Using a single type of database solution to support real-world applications is becoming more and more challenging because of the volume and variety of data. For instance, the data collected for the transportation industry comprise both structured and unstructured data. Using solely a single type of database solution—relational database system-only or graph database-only—to store and manage data can be challenging. As real-world applications ask even more complex questions related to data, the database solution should be able to facilitate answering these questions in a reasonable time. Hence, in this talk, I present a hybrid model, which integrates data to support transportation analytics. The model consists of relational databases and non-relational databases (namely, graph databases), pooling their strengths to support the demands of the modern application. I also demonstrate this hybrid data model as a practical solution with a case study on improving emergency services—such as emergency medical services (EMS)—response times by having the support of the presented platform.

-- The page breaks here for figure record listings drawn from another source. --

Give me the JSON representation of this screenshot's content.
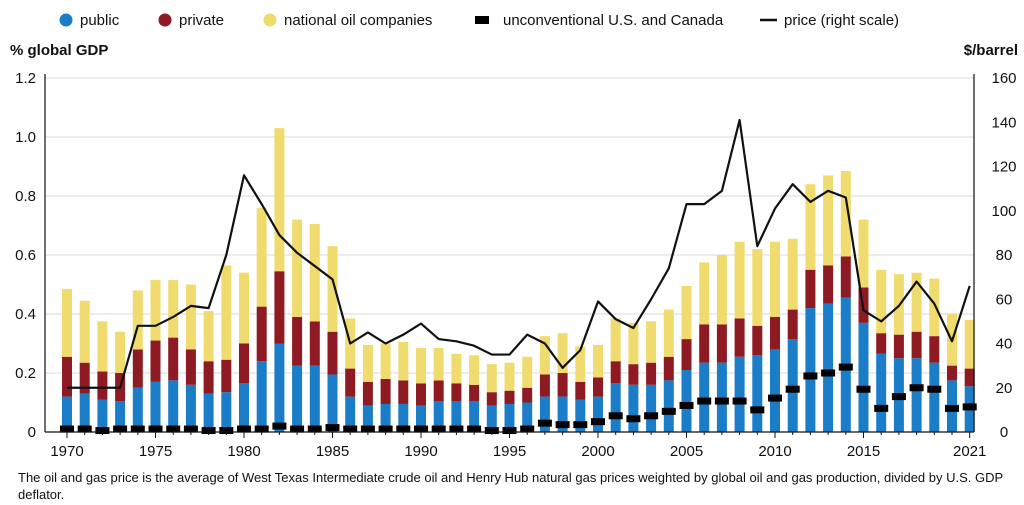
{
  "chart_data": {
    "type": "bar",
    "stacked": true,
    "x": [
      1970,
      1971,
      1972,
      1973,
      1974,
      1975,
      1976,
      1977,
      1978,
      1979,
      1980,
      1981,
      1982,
      1983,
      1984,
      1985,
      1986,
      1987,
      1988,
      1989,
      1990,
      1991,
      1992,
      1993,
      1994,
      1995,
      1996,
      1997,
      1998,
      1999,
      2000,
      2001,
      2002,
      2003,
      2004,
      2005,
      2006,
      2007,
      2008,
      2009,
      2010,
      2011,
      2012,
      2013,
      2014,
      2015,
      2016,
      2017,
      2018,
      2019,
      2020,
      2021
    ],
    "x_tick_labels": [
      "1970",
      "1975",
      "1980",
      "1985",
      "1990",
      "1995",
      "2000",
      "2005",
      "2010",
      "2015",
      "2021"
    ],
    "x_tick_values": [
      1970,
      1975,
      1980,
      1985,
      1990,
      1995,
      2000,
      2005,
      2010,
      2015,
      2021
    ],
    "series": [
      {
        "name": "public",
        "color": "#1b7cc7",
        "values": [
          0.12,
          0.13,
          0.11,
          0.105,
          0.15,
          0.17,
          0.175,
          0.16,
          0.13,
          0.135,
          0.165,
          0.24,
          0.3,
          0.225,
          0.225,
          0.195,
          0.12,
          0.09,
          0.095,
          0.095,
          0.09,
          0.105,
          0.105,
          0.105,
          0.09,
          0.095,
          0.1,
          0.12,
          0.12,
          0.11,
          0.12,
          0.165,
          0.16,
          0.16,
          0.175,
          0.21,
          0.235,
          0.235,
          0.255,
          0.26,
          0.28,
          0.315,
          0.42,
          0.435,
          0.455,
          0.37,
          0.265,
          0.25,
          0.25,
          0.235,
          0.175,
          0.155
        ]
      },
      {
        "name": "private",
        "color": "#8e1b24",
        "values": [
          0.135,
          0.105,
          0.095,
          0.095,
          0.13,
          0.14,
          0.145,
          0.12,
          0.11,
          0.11,
          0.135,
          0.185,
          0.245,
          0.165,
          0.15,
          0.145,
          0.095,
          0.08,
          0.085,
          0.08,
          0.075,
          0.07,
          0.06,
          0.055,
          0.045,
          0.045,
          0.05,
          0.075,
          0.08,
          0.06,
          0.065,
          0.075,
          0.07,
          0.075,
          0.08,
          0.105,
          0.13,
          0.13,
          0.13,
          0.1,
          0.11,
          0.1,
          0.13,
          0.13,
          0.14,
          0.12,
          0.07,
          0.08,
          0.09,
          0.09,
          0.05,
          0.06
        ]
      },
      {
        "name": "national oil companies",
        "color": "#f0dc6e",
        "values": [
          0.23,
          0.21,
          0.17,
          0.14,
          0.2,
          0.205,
          0.195,
          0.22,
          0.17,
          0.32,
          0.24,
          0.335,
          0.485,
          0.33,
          0.33,
          0.29,
          0.17,
          0.125,
          0.12,
          0.13,
          0.12,
          0.11,
          0.1,
          0.1,
          0.095,
          0.095,
          0.105,
          0.13,
          0.135,
          0.12,
          0.11,
          0.145,
          0.14,
          0.14,
          0.16,
          0.18,
          0.21,
          0.235,
          0.26,
          0.26,
          0.255,
          0.24,
          0.29,
          0.305,
          0.29,
          0.23,
          0.215,
          0.205,
          0.2,
          0.195,
          0.175,
          0.165
        ]
      },
      {
        "name": "unconventional U.S. and Canada",
        "color": "#000000",
        "marker": "dash",
        "values": [
          0.01,
          0.01,
          0.005,
          0.01,
          0.01,
          0.01,
          0.01,
          0.01,
          0.005,
          0.005,
          0.01,
          0.01,
          0.02,
          0.01,
          0.01,
          0.015,
          0.01,
          0.01,
          0.01,
          0.01,
          0.01,
          0.01,
          0.01,
          0.01,
          0.005,
          0.005,
          0.01,
          0.03,
          0.025,
          0.025,
          0.035,
          0.055,
          0.045,
          0.055,
          0.07,
          0.09,
          0.105,
          0.105,
          0.105,
          0.075,
          0.115,
          0.145,
          0.19,
          0.2,
          0.22,
          0.145,
          0.08,
          0.12,
          0.15,
          0.145,
          0.08,
          0.085
        ]
      },
      {
        "name": "price (right scale)",
        "color": "#111111",
        "type": "line",
        "axis": "right",
        "values": [
          20,
          20,
          20,
          20,
          48,
          48,
          52,
          57,
          56,
          80,
          116,
          103,
          89,
          81,
          75,
          69,
          40,
          45,
          40,
          44,
          49,
          42,
          41,
          39,
          35,
          35,
          44,
          40,
          29,
          37,
          59,
          51,
          47,
          60,
          74,
          103,
          103,
          109,
          141,
          84,
          101,
          112,
          104,
          109,
          106,
          55,
          50,
          57,
          68,
          58,
          41,
          66
        ]
      }
    ],
    "ylabel": "% global GDP",
    "ylabel_right": "$/barrel",
    "ylim": [
      0,
      1.2
    ],
    "ylim_right": [
      0,
      160
    ],
    "yticks": [
      "0",
      "0.2",
      "0.4",
      "0.6",
      "0.8",
      "1.0",
      "1.2"
    ],
    "yticks_right": [
      "0",
      "20",
      "40",
      "60",
      "80",
      "100",
      "120",
      "140",
      "160"
    ],
    "grid": true,
    "legend_position": "top"
  },
  "footnote": "The oil and gas price is the average of West Texas Intermediate crude oil and Henry Hub natural gas prices weighted by global oil and gas production, divided by U.S. GDP deflator."
}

Carson K. Leung is a Professor in the Department of Computer Science at the University of Manitoba, Canada. He received his B.Sc.(Hons.), M.Sc., and Ph.D. degrees from the University of British Columbia (UBC), Canada. He has contributed more than 400 refereed publications on the topics of analytics, artificial intelligence (AI), big data analytics, bioinformatics, data mining, data science, database, expert system, health informatics, knowledge discovery, machine learning, social network analysis, and visual analytics. These include publications in refereed international journals and conferences such as ACM Transactions on Database Systems (TODS), ACM Transactions on Knowledge Discovery from Data (TKDD), IEEE ICDE, IEEE ICDM, and PAKDD. Moreover, he has served as the Editor-in-Chief for Advances in Data Science and Adaptive Analysis (ADSAA) and for Analytics, as well as an Associate Editor for international journals like Social Network Analysis and Mining (SNAM). He has served on the Organizing Committees of the ACM CIKM, ACM KDD, ACM SIGMOD, DaWaK, IEEE DSAA, IEEE ICDM, and other conferences; he has also served as a PC member of numerous conferences including ACM KDD, ECML/PKDD and PAKDD.